= Peliganes =

Ancient Macedonian senators

Peliganes (Greek: Πελιγᾶνες Peliganes) is the word used to refer to the Ancient Macedonian senators. The term is attested to in Hesychius, Strabo and two inscriptions (in dative peligasi), one from Dion and one from Laodicea. From the description of Hesychius and the epigraphy, it is evident that Peliganes played a more significant role in Seleucids than Macedon. In Ptolemaic Kingdom the term is unattested. The Seleucid cliché phrase was:
δεδόχθαι τοῖς πελιγᾶσιν (dedochthai tois peligasin), "having been resolved by the peliganes"

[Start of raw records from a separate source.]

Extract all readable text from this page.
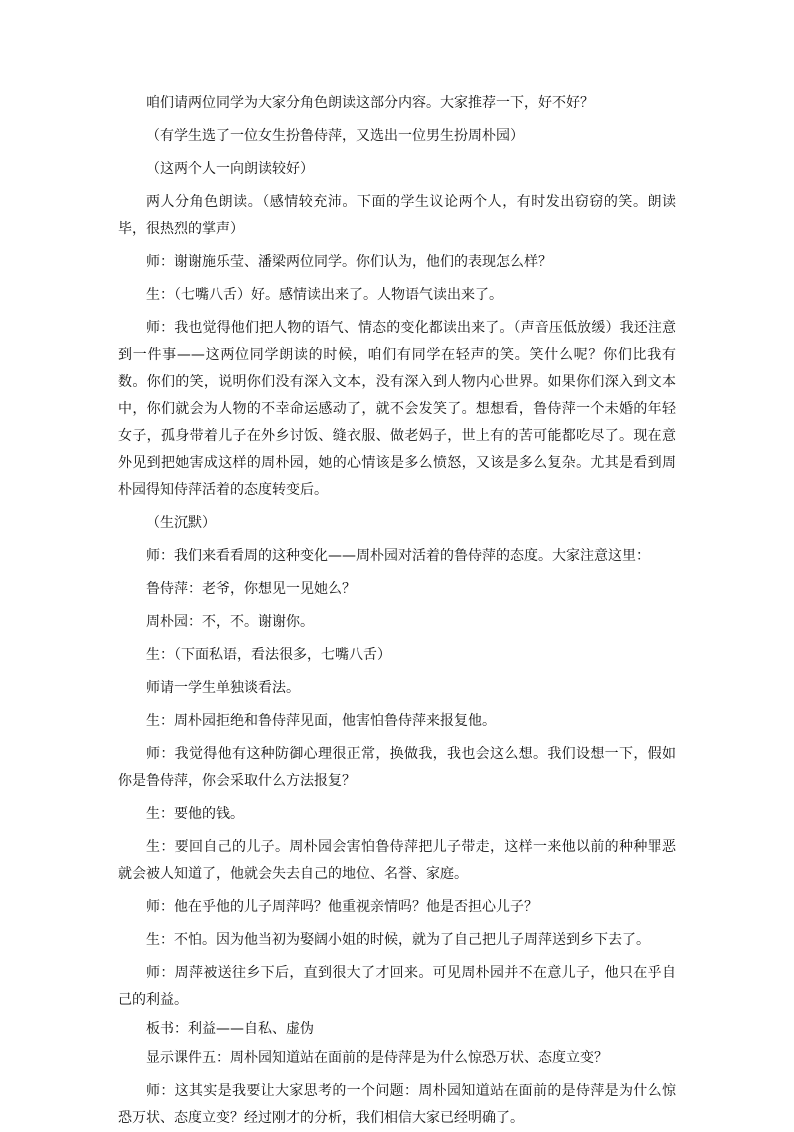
咱们请两位同学为大家分角色朗读这部分内容。大家推荐一下，好不好？

（有学生选了一位女生扮鲁侍萍，又选出一位男生扮周朴园）

（这两个人一向朗读较好）

两人分角色朗读。（感情较充沛。下面的学生议论两个人，有时发出窃窃的笑。朗读毕，很热烈的掌声）

师：谢谢施乐莹、潘梁两位同学。你们认为，他们的表现怎么样？

生：（七嘴八舌）好。感情读出来了。人物语气读出来了。

师：我也觉得他们把人物的语气、情态的变化都读出来了。（声音压低放缓）我还注意到一件事——这两位同学朗读的时候，咱们有同学在轻声的笑。笑什么呢？你们比我有数。你们的笑，说明你们没有深入文本，没有深入到人物内心世界。如果你们深入到文本中，你们就会为人物的不幸命运感动了，就不会发笑了。想想看，鲁侍萍一个未婚的年轻女子，孤身带着儿子在外乡讨饭、缝衣服、做老妈子，世上有的苦可能都吃尽了。现在意外见到把她害成这样的周朴园，她的心情该是多么愤怒，又该是多么复杂。尤其是看到周朴园得知侍萍活着的态度转变后。

（生沉默）

师：我们来看看周的这种变化——周朴园对活着的鲁侍萍的态度。大家注意这里：

鲁侍萍：老爷，你想见一见她么？

周朴园：不，不。谢谢你。

生：（下面私语，看法很多，七嘴八舌）

师请一学生单独谈看法。

生：周朴园拒绝和鲁侍萍见面，他害怕鲁侍萍来报复他。

师：我觉得他有这种防御心理很正常，换做我，我也会这么想。我们设想一下，假如你是鲁侍萍，你会采取什么方法报复？

生：要他的钱。

生：要回自己的儿子。周朴园会害怕鲁侍萍把儿子带走，这样一来他以前的种种罪恶就会被人知道了，他就会失去自己的地位、名誉、家庭。

师：他在乎他的儿子周萍吗？他重视亲情吗？他是否担心儿子？

生：不怕。因为他当初为娶阔小姐的时候，就为了自己把儿子周萍送到乡下去了。

师：周萍被送往乡下后，直到很大了才回来。可见周朴园并不在意儿子，他只在乎自己的利益。

板书：利益——自私、虚伪

显示课件五：周朴园知道站在面前的是侍萍是为什么惊恐万状、态度立变？

师：这其实是我要让大家思考的一个问题：周朴园知道站在面前的是侍萍是为什么惊恐万状、态度立变？经过刚才的分析，我们相信大家已经明确了。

The Macedonian supreme body was called Synedrion. Other Seleucid institutions were the Archontes, Demos, Proboule, Boule, Epistatai (supervisors) and Dikastai (judges).

==Etymology==
Strabo cites the word as Peligones, meaning the senators of both Macedonians, Thesprotians and Molossians and compares them to Gerontes (Gerousia) of Laconians and Massaliotes. He further remarks that πελιοί pelioi in the dialects of Epirus and Macedonia, means old men. Πεληός pelêos or pelios is the common Doric form, while in Attic πολιός polios means also grey, grey from age, venerable, bright. The suffix -gan is the Attic suffix -genes (genos). There are many more Macedonian inscribed eponyms such as Epigan, Peleigenes, Peleigines, Peligenes. Pelignas was finally a Macedonian or Epirote chef sent by Olympias to Alexander. Polybius mentions Adeiganes for the council, magistrates of Seleucia, (who were banished, fined and exiled by the minister Hermeias); a word unattested in epigraphy and other sources. Editor P. Roussel has emended to Peleiganes, while Hammond suggests that it might be an original West Macedonian word.